10 Minutes with Olivia Sterling

Born in Peterborough in 1996 and graduating from the RCA in 2020, Olivia Sterling has carved out a distinctive niche in using paint to address questions of blackness and whiteness in twenty-first century Britain. Colour, in her work, is both hedonism and neurosis. Her Day-Glo pigments and swooping, comic-book outlines are a raucous pleasure for the eyes; yet her signature ‘tagging’ of colour blocks with letters and numbers points to the obsessive compartmentalisation of skin tones and identities, a minefield of labels that invokes the shadow of racialised discourse. The use of everyday settings and subjects – which seem to spill over the edges of Sterling’s zoomed-in frames – points to the subtle ways in which even anodyne objects and scenes are encoded with structures of othering and difference while stressing the fact that this is a drama that continues beyond the canvas.

 

Goldsmiths CCA September (2021), selection.

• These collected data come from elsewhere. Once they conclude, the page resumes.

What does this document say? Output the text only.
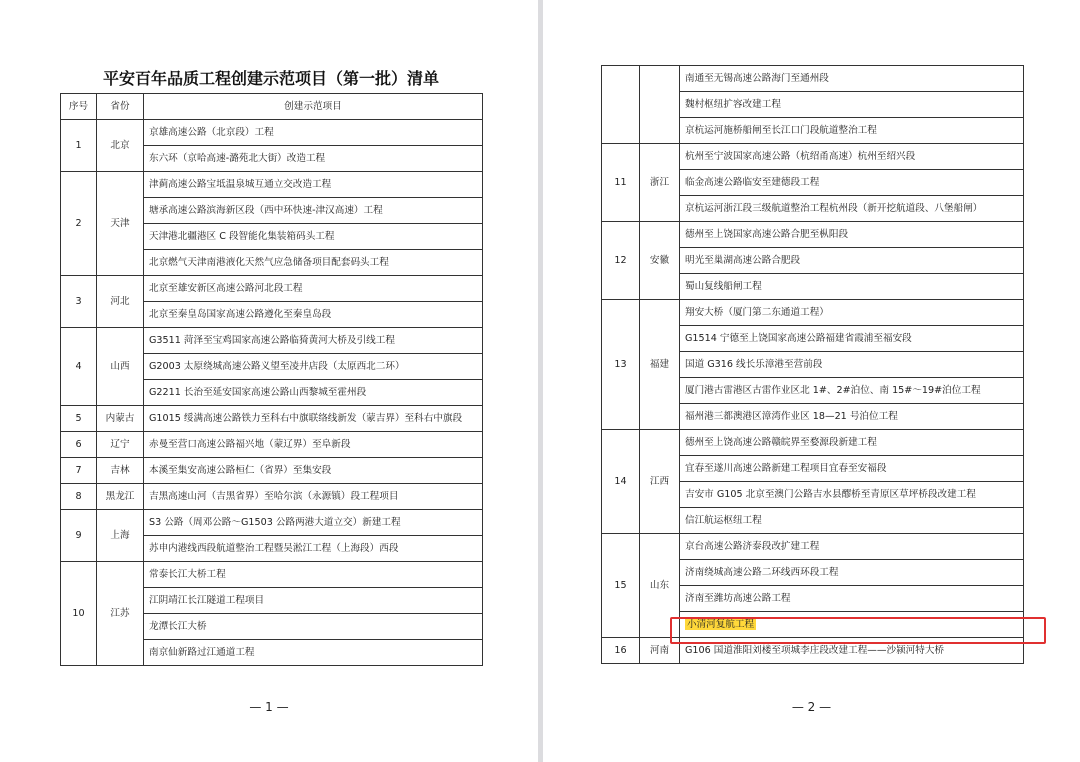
平安百年品质工程创建示范项目（第一批）清单
序号	省份	创建示范项目
1	北京	京雄高速公路（北京段）工程
		东六环（京哈高速-潞苑北大街）改造工程
2	天津	津蓟高速公路宝坻温泉城互通立交改造工程
		塘承高速公路滨海新区段（西中环快速-津汉高速）工程
		天津港北疆港区 C 段智能化集装箱码头工程
		北京燃气天津南港液化天然气应急储备项目配套码头工程
3	河北	北京至雄安新区高速公路河北段工程
		北京至秦皇岛国家高速公路遵化至秦皇岛段
4	山西	G3511 菏泽至宝鸡国家高速公路临猗黄河大桥及引线工程
		G2003 太原绕城高速公路义望至凌井店段（太原西北二环）
		G2211 长治至延安国家高速公路山西黎城至霍州段
5	内蒙古	G1015 绥满高速公路铁力至科右中旗联络线新发（蒙吉界）至科右中旗段
6	辽宁	赤曼至营口高速公路福兴地（蒙辽界）至阜新段
7	吉林	本溪至集安高速公路桓仁（省界）至集安段
8	黑龙江	吉黑高速山河（吉黑省界）至哈尔滨（永源镇）段工程项目
9	上海	S3 公路（周邓公路～G1503 公路两港大道立交）新建工程
		苏申内港线西段航道整治工程暨吴淞江工程（上海段）西段
10	江苏	常泰长江大桥工程
		江阴靖江长江隧道工程项目
		龙潭长江大桥
		南京仙新路过江通道工程
— 1 —
		南通至无锡高速公路海门至通州段
		魏村枢纽扩容改建工程
		京杭运河施桥船闸至长江口门段航道整治工程
11	浙江	杭州至宁波国家高速公路（杭绍甬高速）杭州至绍兴段
		临金高速公路临安至建德段工程
		京杭运河浙江段三级航道整治工程杭州段（新开挖航道段、八堡船闸）
12	安徽	德州至上饶国家高速公路合肥至枞阳段
		明光至巢湖高速公路合肥段
		蜀山复线船闸工程
13	福建	翔安大桥（厦门第二东通道工程）
		G1514 宁德至上饶国家高速公路福建省霞浦至福安段
		国道 G316 线长乐漳港至营前段
		厦门港古雷港区古雷作业区北 1#、2#泊位、南 15#～19#泊位工程
		福州港三都澳港区漳湾作业区 18—21 号泊位工程
14	江西	德州至上饶高速公路赣皖界至婺源段新建工程
		宜春至遂川高速公路新建工程项目宜春至安福段
		吉安市 G105 北京至澳门公路吉水县醪桥至青原区草坪桥段改建工程
		信江航运枢纽工程
15	山东	京台高速公路济泰段改扩建工程
		济南绕城高速公路二环线西环段工程
		济南至潍坊高速公路工程
		小清河复航工程
16	河南	G106 国道淮阳刘楼至项城李庄段改建工程——沙颍河特大桥
— 2 —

In your paintings, you cleverly address questions of blackness and whiteness through a slapstick manner focusing on twenty-first century Britain. How do you approach colour?

Thank you! I try to approach colour through trying to look at it as frankly as possible both with a post-colonial outlook on top of a white supermacist outlook. This sounds quite harsh but I mean that by rolling around in the ideas that whiteness has given us – that white people are in the centre, others are in the margin, that your skin colour has connotations to your character. I play with this idea and often try to make fun of it – hopefully exposing the innate absurdity that comes with visual-based discriminations. Though of course all discriminations are absurd. However, as this is quite a serious subject matter that can’t always be fully understood by those who don’t experience it, it is good to use food symbolism – especially because food is also colour coded. We understand when something is expensive or ripe by its colour so I try to channel this into my painting.

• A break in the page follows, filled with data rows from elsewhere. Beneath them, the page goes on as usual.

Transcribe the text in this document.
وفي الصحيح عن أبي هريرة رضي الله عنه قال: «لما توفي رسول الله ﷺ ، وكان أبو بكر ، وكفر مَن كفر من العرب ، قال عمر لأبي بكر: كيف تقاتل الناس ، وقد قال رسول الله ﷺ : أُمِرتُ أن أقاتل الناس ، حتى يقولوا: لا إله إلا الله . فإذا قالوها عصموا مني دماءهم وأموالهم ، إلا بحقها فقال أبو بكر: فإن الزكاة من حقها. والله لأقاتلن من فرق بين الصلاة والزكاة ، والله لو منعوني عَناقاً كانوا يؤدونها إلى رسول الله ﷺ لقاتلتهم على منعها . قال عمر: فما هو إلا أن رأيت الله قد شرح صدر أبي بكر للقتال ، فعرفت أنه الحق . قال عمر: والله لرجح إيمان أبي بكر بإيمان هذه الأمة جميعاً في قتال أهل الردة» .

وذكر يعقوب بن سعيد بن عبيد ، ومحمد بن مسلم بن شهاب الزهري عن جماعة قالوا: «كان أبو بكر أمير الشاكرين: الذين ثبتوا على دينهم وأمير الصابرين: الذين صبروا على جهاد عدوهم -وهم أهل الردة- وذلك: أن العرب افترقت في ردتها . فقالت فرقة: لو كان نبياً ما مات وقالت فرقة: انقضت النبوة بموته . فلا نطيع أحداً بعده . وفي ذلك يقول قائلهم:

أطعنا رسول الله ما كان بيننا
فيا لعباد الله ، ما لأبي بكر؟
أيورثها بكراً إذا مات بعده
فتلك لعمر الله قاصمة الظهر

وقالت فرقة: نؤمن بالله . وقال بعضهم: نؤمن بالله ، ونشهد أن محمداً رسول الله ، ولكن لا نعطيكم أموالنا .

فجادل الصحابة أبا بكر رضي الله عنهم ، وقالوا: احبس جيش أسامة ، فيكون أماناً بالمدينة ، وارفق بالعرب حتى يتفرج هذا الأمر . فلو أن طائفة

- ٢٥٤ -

Goldsmiths CCA September (2021), selection.

In your body of work you often juxtapose the playfulness of comic-strip scenes with the intangibility of memory. Can you talk a little more about the choice of objects, food, and the use of letters?

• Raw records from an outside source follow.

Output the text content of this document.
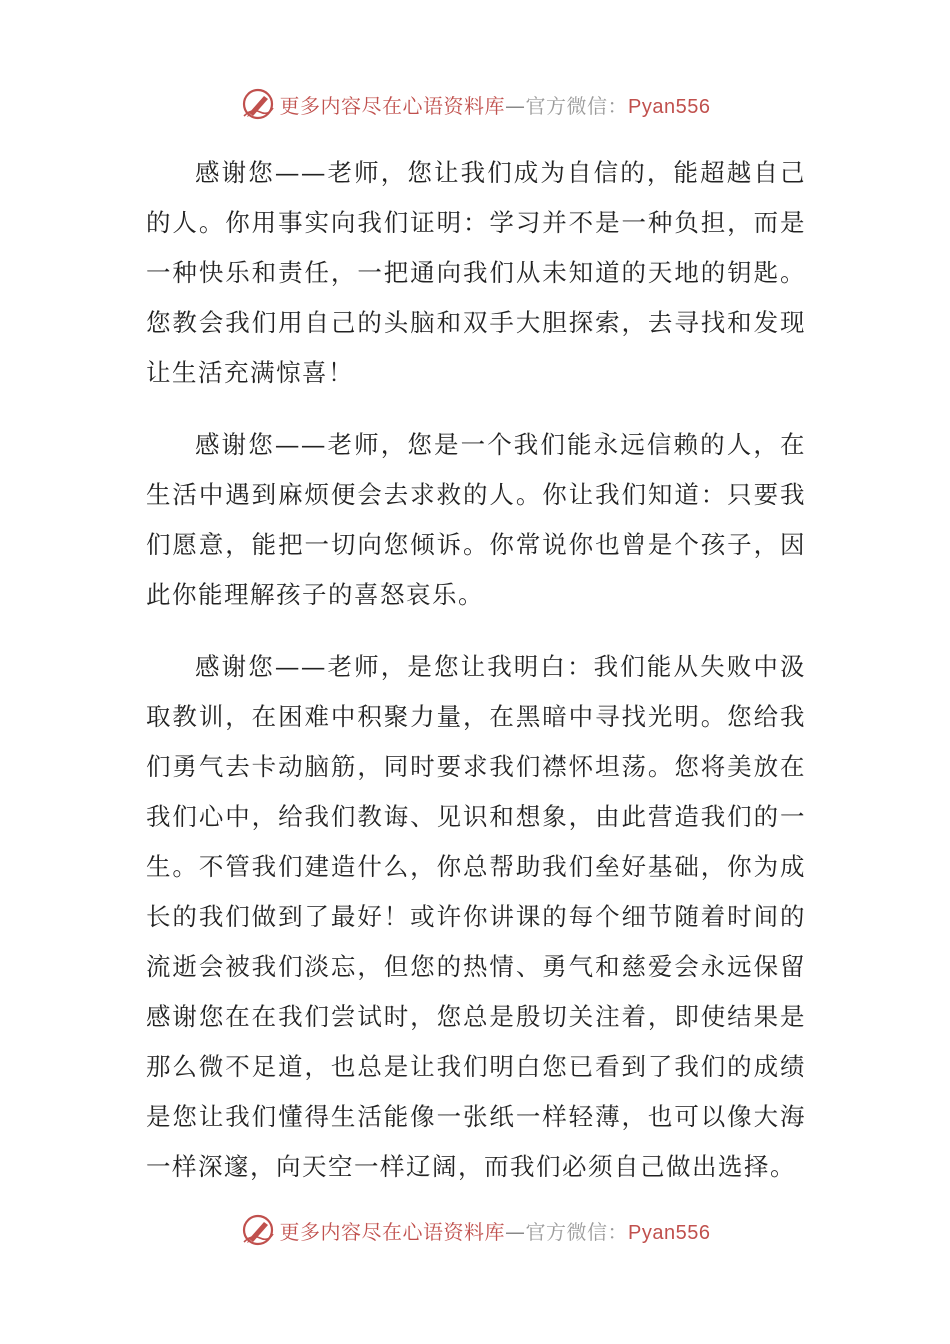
更多内容尽在心语资料库—官方微信：Pyan556

感谢您——老师，您让我们成为自信的，能超越自己的人。你用事实向我们证明：学习并不是一种负担，而是一种快乐和责任，一把通向我们从未知道的天地的钥匙。您教会我们用自己的头脑和双手大胆探索，去寻找和发现让生活充满惊喜！

感谢您——老师，您是一个我们能永远信赖的人，在生活中遇到麻烦便会去求救的人。你让我们知道：只要我们愿意，能把一切向您倾诉。你常说你也曾是个孩子，因此你能理解孩子的喜怒哀乐。

感谢您——老师，是您让我明白：我们能从失败中汲取教训，在困难中积聚力量，在黑暗中寻找光明。您给我们勇气去卡动脑筋，同时要求我们襟怀坦荡。您将美放在我们心中，给我们教诲、见识和想象，由此营造我们的一生。不管我们建造什么，你总帮助我们垒好基础，你为成长的我们做到了最好！或许你讲课的每个细节随着时间的流逝会被我们淡忘，但您的热情、勇气和慈爱会永远保留感谢您在在我们尝试时，您总是殷切关注着，即使结果是那么微不足道，也总是让我们明白您已看到了我们的成绩是您让我们懂得生活能像一张纸一样轻薄，也可以像大海一样深邃，向天空一样辽阔，而我们必须自己做出选择。

更多内容尽在心语资料库—官方微信：Pyan556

My aim is more to provide a viewer with something to latch onto in order to enter the painting and this is true of the letters as well. These are both quite practical in function. The letters (often ‘w’ or ‘b’) hang over certain colours (white or black), drawing attention to the actual colour rather than ‘white’ or ‘black’ which is polarising, whereas the reality is that skin colour is a spectrum regardless of the special preference that has been placed on ‘white’.

In terms of food, it runs along the same lines. For example, I have been having an obsession with profiteroles recently – white inside, tan coloured on surface and covered in brown chocolate – whiteness at one end, everyone in the middle and then blackness at the other end. The spectrum is captured in one dessert. The colour of the food will dictate whether it lands into one of my paintings. It just so happens that a lot of British food is odd looking and made up of colours that can be related to race or femininity, which are my key themes. Then also it is easy for work to feel playful and therefore nostalgic as childhood is very messy, sloopy and full of liquids – food fights, messy faces and eating with your hands. As my figures are often playing with food, I understand that this would give a sense of playfulness.

Olivia Sterling Installation.

You don’t depict any faces on purpose it seems, why is that? 

I don’t, and it is becoming a fun game with myself to make interesting compositions that don’t contain faces – I believe the ambiguity created by the lack of facial expressions really enhances the paintings. That we can only assume if the tangled bodies are hurt or distressed and this allows for the figures to become representatives of ideas rather than autonomous individuals. The bodies themselves become symbols of their race much like how cream and milk are often symbols for whiteness in my work.

How do you create the composition in your work? Do you crop imagery from a larger scale drawing or idea? 

I will often go through phases of obsessing over flat imagery, where I study their compositions, take the successful parts and form a painting. This has happened most with 18th century caricature but it also happens a lot with religious imagery e.g book of hours illustrations or bestiary drawings.

Table Salt, Fores Residency (2021).

If you could invite anyone (living or dead) who would you invite for dinner? (you can list up to 4-5 people). 

Wowie, probably four people from an historic event like maybe people who used to watch hangings hundreds of years ago, just to hear the motivations of why you would stand there to watch someone get killed.

What drives you to paint? 

Painting helps me process a lot of things, especially my own identity as a Black British person. So, rather selfishly I paint to understand what is going on around me, to paint it in a way that reminds me how illogical and absurd some norms and values are that surround us.

White Bread, Cob Gallery (2021).

I really love that we connected through the Drawing Room’s organised talk which I moderated exploring food politics through drawing. What is your favourite meal? 

Well, sadly it is obviously cream and cake. I really love a perfect vanilla flavour so panna cotta, basque cheesecake, creme caramel and any dessert that does vanilla well is my favourite. Then beyond that I really like meat and cheese together – my dream is to dip gammon (already odd and arguably gross) into a camembert.

What are you currently working at the moment?

I am currently painting for a solo show in Gothenburg, and painting more table compositions.